Problems on 'Synoptic Problem'

I recently read an article at the web page titled The Synoptic Gospels, recommended by my Sunday School teacher and probably written by a secular scholar named Diogenes the Cynic, indubitably not the philosopher of 412 BC, which highlights some of the errors and discrepancies found in and amongst the four canonical gospels. As a layman to history, I am not able to comment and rebuke all of them but by common sense I opine that the ground for his assertion is rather weak. I use two examples to illustrate my point of view.

According to Mr. Diogenes, Matthew claims that Jesus was born during the reign of Herod the Great (4-5BC) while Luke claims that Jesus was born during the Censes of Quirinius (AD6-7 according to the account of Josephus), which is nearly 10 years after Herod the Great died in 4BC. And, Judea did not become a Roman province until AD6 and hence was not subject to a census in 4BC. Moreover, the census was only applied to Roman citizens, not to the peasants residing in client kingdoms. The problem is that his assertion seems merely to serve his predetermined surmise, as we Christians always do.
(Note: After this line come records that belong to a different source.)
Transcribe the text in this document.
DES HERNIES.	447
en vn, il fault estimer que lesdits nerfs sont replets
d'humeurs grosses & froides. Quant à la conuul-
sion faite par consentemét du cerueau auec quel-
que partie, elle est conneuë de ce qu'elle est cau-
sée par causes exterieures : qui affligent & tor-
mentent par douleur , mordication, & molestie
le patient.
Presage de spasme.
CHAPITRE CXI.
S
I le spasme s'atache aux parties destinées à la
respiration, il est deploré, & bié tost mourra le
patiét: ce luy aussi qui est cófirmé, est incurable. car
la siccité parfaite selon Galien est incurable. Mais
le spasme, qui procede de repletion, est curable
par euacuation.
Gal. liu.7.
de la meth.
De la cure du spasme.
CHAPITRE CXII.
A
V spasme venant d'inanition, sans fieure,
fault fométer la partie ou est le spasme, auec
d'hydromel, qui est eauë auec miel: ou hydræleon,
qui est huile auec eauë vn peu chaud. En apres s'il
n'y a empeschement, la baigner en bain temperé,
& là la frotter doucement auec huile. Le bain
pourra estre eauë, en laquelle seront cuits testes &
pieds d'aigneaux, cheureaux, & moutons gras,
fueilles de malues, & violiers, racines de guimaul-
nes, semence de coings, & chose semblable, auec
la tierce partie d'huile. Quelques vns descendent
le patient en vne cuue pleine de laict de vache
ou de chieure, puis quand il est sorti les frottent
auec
Although Judea was not officially announced as a Roman province during the time of Jesus birth, the area had already been under the reign of Roman Empire for half a century then and an earlier census under a prior governorship of Quirinius was not implausible. Lastly, the purpose of the census includes creation of ranks and collection of tax, and those who voluntarily absent themselves from census, i.e. incensus, are subject to severe punishment. Therefore, it is dubious that peasants are not included in the census. Even peasants were not inlcuded, the Bible has never mentioned that Joseph and Mary went to Bethlehem because of registration.
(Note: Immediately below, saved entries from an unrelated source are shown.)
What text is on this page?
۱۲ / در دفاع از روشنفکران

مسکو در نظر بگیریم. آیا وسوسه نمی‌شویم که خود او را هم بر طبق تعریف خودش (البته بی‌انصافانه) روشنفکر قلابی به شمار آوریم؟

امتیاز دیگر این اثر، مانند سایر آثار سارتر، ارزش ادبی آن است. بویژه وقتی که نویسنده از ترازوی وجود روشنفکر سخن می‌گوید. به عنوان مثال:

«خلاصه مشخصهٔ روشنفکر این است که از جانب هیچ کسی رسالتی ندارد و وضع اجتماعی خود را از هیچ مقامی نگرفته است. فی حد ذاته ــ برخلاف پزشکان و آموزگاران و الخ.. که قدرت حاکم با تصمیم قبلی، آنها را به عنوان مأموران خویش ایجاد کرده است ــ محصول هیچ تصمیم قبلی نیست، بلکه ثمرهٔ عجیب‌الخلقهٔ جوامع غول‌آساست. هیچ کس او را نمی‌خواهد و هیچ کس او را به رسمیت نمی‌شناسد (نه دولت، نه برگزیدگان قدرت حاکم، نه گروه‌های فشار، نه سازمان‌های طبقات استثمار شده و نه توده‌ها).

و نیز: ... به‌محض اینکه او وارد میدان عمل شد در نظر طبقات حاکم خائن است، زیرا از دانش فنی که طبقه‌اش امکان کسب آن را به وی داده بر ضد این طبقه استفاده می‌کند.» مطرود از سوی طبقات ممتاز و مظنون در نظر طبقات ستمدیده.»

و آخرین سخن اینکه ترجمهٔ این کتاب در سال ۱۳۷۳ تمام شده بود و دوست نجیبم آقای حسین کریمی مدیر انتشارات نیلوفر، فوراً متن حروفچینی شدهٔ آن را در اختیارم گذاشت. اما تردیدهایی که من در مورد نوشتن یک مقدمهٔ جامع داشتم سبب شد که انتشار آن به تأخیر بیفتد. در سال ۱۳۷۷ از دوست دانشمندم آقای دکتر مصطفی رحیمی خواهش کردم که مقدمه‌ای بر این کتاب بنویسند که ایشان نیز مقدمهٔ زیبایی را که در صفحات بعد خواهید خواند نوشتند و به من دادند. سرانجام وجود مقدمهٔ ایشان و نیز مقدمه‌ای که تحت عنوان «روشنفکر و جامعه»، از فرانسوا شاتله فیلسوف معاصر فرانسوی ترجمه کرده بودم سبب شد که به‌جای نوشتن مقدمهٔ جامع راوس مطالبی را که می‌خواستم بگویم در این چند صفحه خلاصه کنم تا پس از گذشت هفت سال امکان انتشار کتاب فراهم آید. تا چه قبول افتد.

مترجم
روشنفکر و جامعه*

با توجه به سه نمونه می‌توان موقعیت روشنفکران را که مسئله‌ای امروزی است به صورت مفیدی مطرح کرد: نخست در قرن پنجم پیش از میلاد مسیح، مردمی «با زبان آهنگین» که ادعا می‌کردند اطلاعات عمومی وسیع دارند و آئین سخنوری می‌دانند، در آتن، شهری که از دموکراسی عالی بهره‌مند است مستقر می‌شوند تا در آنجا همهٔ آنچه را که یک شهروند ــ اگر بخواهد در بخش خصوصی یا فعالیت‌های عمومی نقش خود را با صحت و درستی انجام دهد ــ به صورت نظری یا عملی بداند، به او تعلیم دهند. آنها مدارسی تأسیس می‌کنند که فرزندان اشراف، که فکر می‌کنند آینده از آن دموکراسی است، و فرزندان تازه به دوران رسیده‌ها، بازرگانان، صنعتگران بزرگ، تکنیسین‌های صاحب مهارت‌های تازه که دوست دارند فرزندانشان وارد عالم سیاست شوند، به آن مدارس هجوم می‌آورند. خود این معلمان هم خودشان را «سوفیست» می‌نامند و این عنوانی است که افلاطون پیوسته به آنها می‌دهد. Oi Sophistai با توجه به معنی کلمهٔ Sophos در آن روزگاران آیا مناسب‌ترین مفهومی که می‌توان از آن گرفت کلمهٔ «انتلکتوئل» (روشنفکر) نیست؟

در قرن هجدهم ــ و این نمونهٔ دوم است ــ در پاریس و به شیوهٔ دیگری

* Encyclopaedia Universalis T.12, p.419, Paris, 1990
Another irreconcilable discrepancy claimed by Mr. Diogenes, found between Matthew and Luke is the anecdotes of Jesus immediately after His birth. Matthew says that Jesus' family fled to Egypt after Jesus was born and then moved to Nazarath 'only' after they had returned from Egypt and an angel told them to move to Galilee. On the other hand, Luke explicitly states that Jesus went to Jerusalem to be circumcised eight days after he was born and then immediately returned to Nazareth. No reporter in the world, even today, is able to know the whole picture of an event but he can only look at it from a particular angle. Either, whether the two different narratives are irreconcilable is questionable. Matthew had never implied that Jesus was moved to Nazareth 'only' after they had returned from Egypt and he just said that 'they returned to their country by another route' after the birth of Jesus. (Mt 2:12). It is not an anachronic problem and it is not uncommon for two consecutively written historical events recorded in Bible happened with a time gap in between, and many other events happened during this time gap could be omitted by the author. It is plausible that the circumcision could take place between the birth of Jesus and his family exile to Egypt.
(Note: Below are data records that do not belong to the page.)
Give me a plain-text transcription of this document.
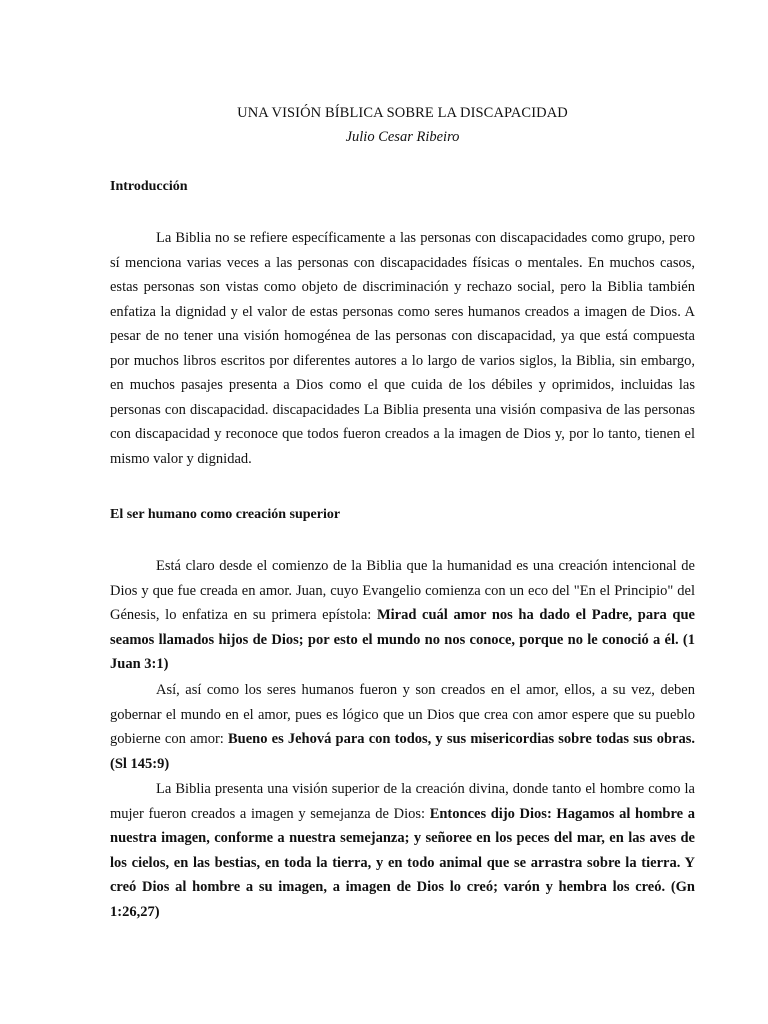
UNA VISIÓN BÍBLICA SOBRE LA DISCAPACIDAD
Julio Cesar Ribeiro
Introducción

La Biblia no se refiere específicamente a las personas con discapacidades como grupo, pero sí menciona varias veces a las personas con discapacidades físicas o mentales. En muchos casos, estas personas son vistas como objeto de discriminación y rechazo social, pero la Biblia también enfatiza la dignidad y el valor de estas personas como seres humanos creados a imagen de Dios. A pesar de no tener una visión homogénea de las personas con discapacidad, ya que está compuesta por muchos libros escritos por diferentes autores a lo largo de varios siglos, la Biblia, sin embargo, en muchos pasajes presenta a Dios como el que cuida de los débiles y oprimidos, incluidas las personas con discapacidad. discapacidades La Biblia presenta una visión compasiva de las personas con discapacidad y reconoce que todos fueron creados a la imagen de Dios y, por lo tanto, tienen el mismo valor y dignidad.

El ser humano como creación superior

Está claro desde el comienzo de la Biblia que la humanidad es una creación intencional de Dios y que fue creada en amor. Juan, cuyo Evangelio comienza con un eco del "En el Principio" del Génesis, lo enfatiza en su primera epístola: Mirad cuál amor nos ha dado el Padre, para que seamos llamados hijos de Dios; por esto el mundo no nos conoce, porque no le conoció a él. (1 Juan 3:1)

Así, así como los seres humanos fueron y son creados en el amor, ellos, a su vez, deben gobernar el mundo en el amor, pues es lógico que un Dios que crea con amor espere que su pueblo gobierne con amor: Bueno es Jehová para con todos, y sus misericordias sobre todas sus obras. (Sl 145:9)

La Biblia presenta una visión superior de la creación divina, donde tanto el hombre como la mujer fueron creados a imagen y semejanza de Dios: Entonces dijo Dios: Hagamos al hombre a nuestra imagen, conforme a nuestra semejanza; y señoree en los peces del mar, en las aves de los cielos, en las bestias, en toda la tierra, y en todo animal que se arrastra sobre la tierra. Y creó Dios al hombre a su imagen, a imagen de Dios lo creó; varón y hembra los creó. (Gn 1:26,27)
Last but not least, I am not going to use the above examples to defend for the sake of apologetics for biblical inerrancy. The main point is that different standpoints come up with different point of view and even the commonly employed criteria used by secular and non-secular scholars, such as discontinuity, multiple attestation, embarrassment, etc, are unverifiable even by the most rational method, and can just provide hints on historical plausibility only. I guess any argument will just be at large or in vain.